La Révolte de Villiers de l’Isle-Adam avec une mise en scène de Salomé BROUSSKY – Au THEATRE DES DECHARGEURS – 3 Rue des Déchargeurs 75001 PARIS – du 31 oct 2017 au 9 déc 2017 – du Mardi, mercredi, jeudi, vendredi, samedi à 21 H 30 –

Texte Villiers de l’Isle-Adam

Mise en scène :

Comédien(s) :

Lumières :

Dominique Borrini

 

Elle donne l’impression de vomir sa vie sous les yeux ahuris de son mari. Oui, sa vie lui fait horreur, une vie étriquée, faite de petits calculs, qui pendant quatre ans et demi a projeté l’image d’une épouse parfaite, excellente comptable qui a permis la fortune de son mari banquier peu soupçonneux de la colère intérieure, du volcan qui fulmine derrière la façade de l’idéale épouse.

La révolte est une pièce écrite par Villiers de l’Isle-Adam, en 1870, représentée seulement cinq fois à sa sortie, qui donne la parole à une femme culminant toutes les raisons de se révolter contre ses conditions de vie, programmées par une étiquette bourgeoise, sans fantaisie, rigide.

 Intelligente, la femme en question a su se glisser dans le moule pour satisfaire la galerie et notamment son mari. Elle s’est résignée, a dompté ses éclairs de révolte, utilisant son énergie au travail pour s’occuper, pour oublier ses accès de rêves, ses accès de fièvre.

Avez-vous déjà vu une huitre sortir de sa coquille ? Elisabeth est une perle, une perle idéaliste. Après avoir décidé de tout quitter, son mari, son travail, sa fille, quatre heures plus tard, elle revient au bercail où elle découvre Félix, le fringant banquier, gisant à terre. Ce dernier semble-t-il n’a rien compris à l’échauffourée d’Elisabeth, comment d’ailleurs la comprendrait il, son mode de perception est différent, tellement plus terre à terre. Seulement il est attaché à cette femme, par autre chose, peut-être l’habitude, peut-être l’amour.

Au fond qu’importe qu’Elisabeth soit revenue. Le combat est d’ordre existentiel, Elisabeth n’obéit qu’à elle seule, à son corps défendant qui la ramène au bercail parce qu’il s’est trouvé démuni à l’idée sans doute d’affronter le vide, la solitude.

Du coup, le manège du banquier et de sa parfaite épouse apparait comme un moyen de s’occuper quand les autres voies, celles du rêve, de l’imagination, de la poésie ont été bouchées.

Le corps réclame du concret pas seulement des rêves, allez savoir !

Curieux rapports de force entre Félix et Elisabeth qui se supportent mutuellement, l’une ayant l’apanage de l’âme.

Elisabeth n’a rien d’une diablesse féministe, elle est une victime de la misogynie ambiante que reproduit comme un perroquet son mari, peu perspicace.

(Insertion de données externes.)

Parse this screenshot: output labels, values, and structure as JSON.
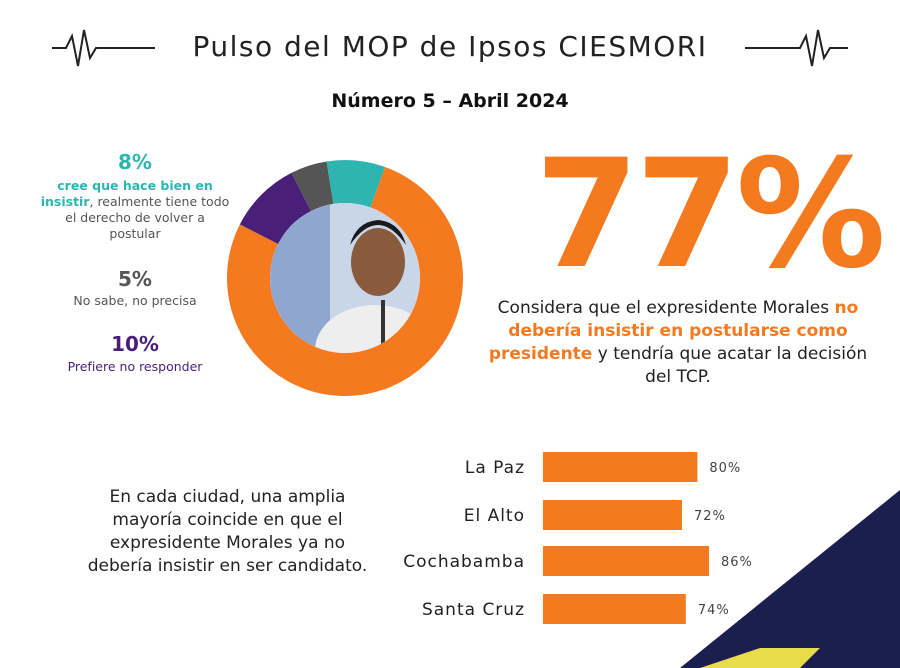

Quand il parle de sa femme, Félix c’est comme s ‘il faisait le tour de sa propriété, ses compliments sont déjà révoltants. Ce qui transparait dans le monologue d’Elisabeth, c’est une souffrance exacerbée par un trop long silence. Félix qui au fond n’est qu’un pauvre bougre, souffre aussi.

 Une personne parle, incarnée par une femme qui appelle à la liberté de vivre suivant son cœur, qui s’oppose au carcan patriarcal, voire à une civilisation et rejoint le camp des poètes, des visionnaires tels que Villiers de l’Isle-Adam, Verlaine, Mallarmé ou Flaubert ses contemporains.

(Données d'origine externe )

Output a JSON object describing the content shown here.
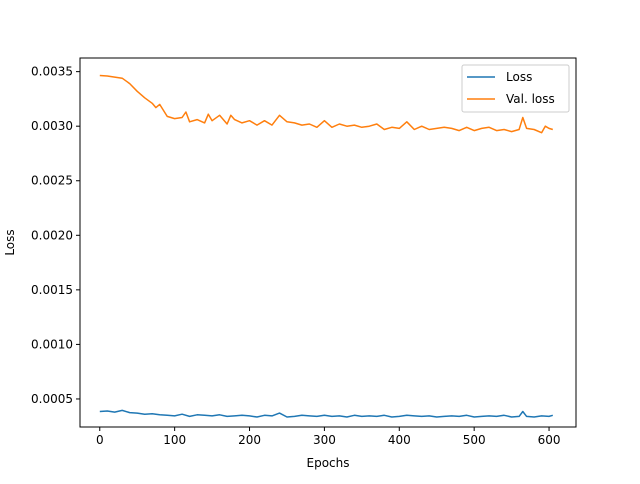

 Avec beaucoup de sensibilité, Maud WYLER interprète cette femme exsangue, exténuée, tandis que Dimitri STOROGE, laisse percer derrière l’enflure, l’inconsistance de l’homme social face à l’homme tout court.

La mise en scène de Salomé BROUSSKY privilégie l’intériorité des personnages, elle est réaliste, sans excès superfétatoires, la limpidité des propos de Villiers de L’Isle-Adam serre la gorge d’autant plus.